Arabia Saudita preme embargo Onu su armi a houthi
Assieme ai suoi alleati del Consiglio di cooperazione del Golfo (Ccg), l'Arabia Saudita sta facendo pressioni per ottenere dal Consiglio di sicurezza delle Nazioni unite una risoluzione che imponga un embargo alle forniture di armi alle milizie sciite houthi in Yemen. Lo riferiscono fonti diplomatiche al Palazzo di vetro, secondo cui i rappresentanti dei paesi del Ccg hanno avuto una riunione sull'argomento con gli ambasciatori di Stati Uniti, Gran Bretagna e Francia. Secondo le stesse fonti, i paesi del Ccg vogliono che la risoluzione sia applicabile anche con la forza, in base all'art. 7 della Carta delle Nazioni unite.

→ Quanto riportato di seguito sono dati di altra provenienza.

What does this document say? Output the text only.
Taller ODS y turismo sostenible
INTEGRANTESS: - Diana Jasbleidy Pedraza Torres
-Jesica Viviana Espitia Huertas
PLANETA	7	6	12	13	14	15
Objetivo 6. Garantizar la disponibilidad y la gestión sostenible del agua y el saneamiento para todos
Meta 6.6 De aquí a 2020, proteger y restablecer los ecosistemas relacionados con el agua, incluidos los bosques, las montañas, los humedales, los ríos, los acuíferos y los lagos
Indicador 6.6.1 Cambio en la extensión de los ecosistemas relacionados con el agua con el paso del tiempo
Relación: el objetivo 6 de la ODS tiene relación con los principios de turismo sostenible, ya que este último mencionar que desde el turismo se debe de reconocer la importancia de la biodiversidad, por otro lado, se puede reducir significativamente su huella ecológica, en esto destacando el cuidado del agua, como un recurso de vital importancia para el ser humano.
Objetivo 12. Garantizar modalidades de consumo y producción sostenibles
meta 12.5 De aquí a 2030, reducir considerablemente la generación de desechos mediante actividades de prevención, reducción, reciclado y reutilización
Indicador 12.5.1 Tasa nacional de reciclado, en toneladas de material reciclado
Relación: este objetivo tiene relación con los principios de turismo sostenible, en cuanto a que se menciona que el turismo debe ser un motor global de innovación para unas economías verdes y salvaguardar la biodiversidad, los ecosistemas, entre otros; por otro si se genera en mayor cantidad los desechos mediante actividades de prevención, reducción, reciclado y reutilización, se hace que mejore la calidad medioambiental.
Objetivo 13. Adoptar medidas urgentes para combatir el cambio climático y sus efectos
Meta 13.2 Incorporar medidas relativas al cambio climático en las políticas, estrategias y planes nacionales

Una pioggia di fuoco su installazioni militari e batterie anti-aeree alla periferia di Sanaa. Così, nel cuore della notte, è scattata l'operazione 'Tempesta di Fermezza' con cui l'Arabia Saudita e altri Paesi arabi, appoggiati dagli Usa, hanno deciso di impedire che l'intero Yemen cadesse nelle mani degli sciiti Houthi, sostenuti dall'Iran, e della fazione delle forze armate fedeli all'ex 'uomo forte' Ali Abdullah Saleh. Una nuova serie di raid nel pomeriggio ha colpito nel pomeriggio una base militare nella provincia di Taiz, circa 200 chilometri a sud di Sanaa. Intanto, mentre fonti al Cairo parlano di un prossimo intervento di terra guidato dai sauditi e dagli egiziani, il presidente yemenita Abdo Rabbo Mansur Hadi, fuggito ieri sera via mare da Aden, nel Sud del Paese, è arrivato a Riad per proseguire alla volta di Sharm El Sheikh, in Egitto, dove questo fine settimana è in programma il vertice della Lega araba. E il segretario generale, Nabil el-Araby, ha già espresso la "determinazione" dell'organizzazione dei Paesi arabi a "sostenere totalmente" l'operazione contro gli Huthi. A Sanaa il ministero della Salute ha denunciato la morte di almeno 18 civili nei bombardamenti che hanno colpito alcune case vicino all'aeroporto.
Riad ha dispiegato una forza di 100 aerei da caccia e 150mila soldati, oltre ad unità navali, nell'ambito dell'offensiva. Ma alla coalizione partecipano anche Egitto, Giordania, Emirati arabi uniti, Kuwait, Qatar, Bahrein, Marocco e Sudan, mentre il Pakistan, unico Paese non arabo ad essere invitato a farne parte, si è riservato di rispondere. La Casa Bianca ha fatto sapere che il presidente Barack Obama ha autorizzato supporto logistico e in materia di intelligence. E paradossalmente ciò avveniva proprio mentre i caccia americani entravano in azione contro l'Isis a Tikrit, in Iraq, dove gli Usa e l'Iran sostengono congiuntamente il governo a guida sciita di Baghdad contro la minaccia jihadista. Le reazioni nella regione hanno rispecchiato la classica divisione tra schieramenti sunnita e sciita che già si fronteggiano su altre crisi, in primis quella siriana. I bombardamenti sono un "passo pericoloso" che peggiorerà la crisi, ha avvertito l'Iran, che ha chiesto di fermarli. Lo stesso hanno fatto il governo di Damasco e le milizie libanesi Hezbollah, che hanno condannato "l'aggressione saudita-americana". Anche l'Iraq si è dichiarato contrario. Sull'altro fronte, oltre ai Paesi arabi direttamente coinvolti, anche la Turchia, che ha detto di "appoggiare l'operazione militare". "I negoziati rimangono l'unica opzione per risolvere la crisi yemenita", ha avvertito da parte sua il segretario generale dell'Onu, Ban Ki-moon. Lo stesso ha affermato Federica Mogherini, Alto rappresentante per la politica estera della Ue, dicendosi "convinta che l'azione militare non sia una soluzione". Intanto, però, tre anonimi alti responsabili egiziani hanno detto all'Associated Press che Arabia Saudita ed Egitto guideranno un'offensiva di terra dopo che i raid aerei avranno indebolito i ribelli e le forze leali a Saleh. Secondo le fonti, l'incursione dovrebbe puntare a spingere i ribelli a negoziati.